The combination of the S-400 airborne radar and air defence systems allows mass destruction of Ukrainian aviation

Photo by © Department of Mass Communications of the Defense Ministry of Russia

On 22 October, Rostec’s press service announced that the Russian Armed Forces had received another upgraded A-50U airborne radar system. On 25 October, Russian Defence Minister Sergey Shoigu said at an award ceremony for the participants of the special operation in Ukraine that the Russian military had received the complexes, thanks to which 24 Ukrainian planes had been shot down over the past five days. On the same day, the Defence Ministry said that two MiG-29 aircraft, as well as an Su-25 attack aircraft and an L-39 combat trainer aircraft of the Ukrainian air force, had been shot down by air defence systems.

Experts believe that the Ukrainian planes were destroyed by S-400 Triumf SAMs in conjunction with the A-50 aircraft. The S-400 missiles were launched at maximum range at targets that were at that moment at an altitude of about 1,000 metres. New anti-aircraft guided missile warheads were used to defeat them.

“The S-400 combined with the A-50 is a system in which it is the A-50 that gives the target designation to the S-400, after which it hits the target. Without radar information, SAMs and aviation are blind,” said Aitech Bizhev, former deputy commander-in-chief of the Russian Air Force for the unified air defence system of the CIS member states, reserve lieutenant general.

According to him, the A-50 makes it possible to increase the combat capabilities of the Russian armed forces. “This aircraft can also control an entire aviation regiment, not counting the transfer of target designation to anti-aircraft missile systems. A-50s are used to build up the radar field in places where it is impossible to deploy ground-based complexes, for example, over the surface of seas and oceans,” he added.

On 26 October 2016, the first flight of the A-100LL flying laboratory aircraft, created as part of development work on the A-100 Premier long-range radar detection and control (LRDC) aircraft, took place. The flying laboratory was built on the basis of the previous generation A-50 radar detection and control aircraft withdrawn from the Air Force, from which the radar antenna fairing and some other equipment were removed.

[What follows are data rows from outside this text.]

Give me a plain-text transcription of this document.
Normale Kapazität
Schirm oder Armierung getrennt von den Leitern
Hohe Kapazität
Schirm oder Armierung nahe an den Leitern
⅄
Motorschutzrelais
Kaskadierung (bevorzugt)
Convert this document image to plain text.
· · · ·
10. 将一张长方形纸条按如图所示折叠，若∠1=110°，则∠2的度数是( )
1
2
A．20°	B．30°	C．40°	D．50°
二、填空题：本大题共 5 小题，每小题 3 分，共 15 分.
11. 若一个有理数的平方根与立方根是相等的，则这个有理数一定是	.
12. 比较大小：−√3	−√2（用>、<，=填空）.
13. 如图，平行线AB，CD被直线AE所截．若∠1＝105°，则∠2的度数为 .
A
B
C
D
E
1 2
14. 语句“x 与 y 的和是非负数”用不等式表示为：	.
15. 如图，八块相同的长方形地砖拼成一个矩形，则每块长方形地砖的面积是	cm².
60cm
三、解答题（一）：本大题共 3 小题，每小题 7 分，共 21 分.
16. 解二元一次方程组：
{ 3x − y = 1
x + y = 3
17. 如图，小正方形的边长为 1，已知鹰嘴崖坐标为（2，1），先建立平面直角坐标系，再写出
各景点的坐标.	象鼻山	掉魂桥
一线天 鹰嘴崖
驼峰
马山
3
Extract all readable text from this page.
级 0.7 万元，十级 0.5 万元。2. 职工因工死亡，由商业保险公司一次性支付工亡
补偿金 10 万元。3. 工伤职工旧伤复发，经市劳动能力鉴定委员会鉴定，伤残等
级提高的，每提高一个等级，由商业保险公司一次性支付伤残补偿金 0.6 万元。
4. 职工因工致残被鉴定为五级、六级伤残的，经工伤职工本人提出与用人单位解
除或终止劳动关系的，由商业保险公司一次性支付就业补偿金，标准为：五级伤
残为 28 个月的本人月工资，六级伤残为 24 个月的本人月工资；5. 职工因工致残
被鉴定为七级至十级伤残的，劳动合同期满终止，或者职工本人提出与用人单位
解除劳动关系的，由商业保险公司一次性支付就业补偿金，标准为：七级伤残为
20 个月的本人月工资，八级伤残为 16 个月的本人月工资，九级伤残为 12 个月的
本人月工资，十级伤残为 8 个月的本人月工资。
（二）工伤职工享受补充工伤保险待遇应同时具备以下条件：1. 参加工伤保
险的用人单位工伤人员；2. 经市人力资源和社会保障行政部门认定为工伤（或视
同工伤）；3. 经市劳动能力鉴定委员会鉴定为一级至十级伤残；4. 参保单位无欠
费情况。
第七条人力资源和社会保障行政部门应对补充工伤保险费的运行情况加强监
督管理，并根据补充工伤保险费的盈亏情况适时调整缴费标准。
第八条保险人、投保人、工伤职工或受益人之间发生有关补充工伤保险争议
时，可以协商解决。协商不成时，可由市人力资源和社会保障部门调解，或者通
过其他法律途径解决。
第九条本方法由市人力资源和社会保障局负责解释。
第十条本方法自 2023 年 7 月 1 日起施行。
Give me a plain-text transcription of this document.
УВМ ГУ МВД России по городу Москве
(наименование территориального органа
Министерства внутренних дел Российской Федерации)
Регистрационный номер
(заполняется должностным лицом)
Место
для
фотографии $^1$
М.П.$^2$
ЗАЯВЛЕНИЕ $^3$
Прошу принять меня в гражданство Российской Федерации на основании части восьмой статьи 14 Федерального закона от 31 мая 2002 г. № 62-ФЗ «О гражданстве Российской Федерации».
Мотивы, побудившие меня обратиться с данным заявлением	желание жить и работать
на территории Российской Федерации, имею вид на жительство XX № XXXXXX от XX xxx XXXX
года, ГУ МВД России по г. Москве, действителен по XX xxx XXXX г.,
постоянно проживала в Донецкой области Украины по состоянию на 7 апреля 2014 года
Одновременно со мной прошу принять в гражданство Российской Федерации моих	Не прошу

The Premier-476 is being developed by the Vega Radio Engineering Concern in partnership with the Beriev Aviation Research and Development Complex in Taganrog. G.M. Beriev Aviation Scientific and Technical Complex. Work on the project started in the early 2010s. The new complex was to receive a fully digital control system and a radar station with an active phased antenna array. The carrier of the advanced equipment was to be a deeply modernised IL-76MD-90A.

In 2016, a flying laboratory was built, which allowed to work out a number of functional elements of the new machine. A year later, in November 2017, the A-100 prototype already performed its first flight. In February 2022, the first flight of the A-100 with the inclusion of the onboard radio-technical complex took place for the first time. As reported, the completion of tests is scheduled for 2024.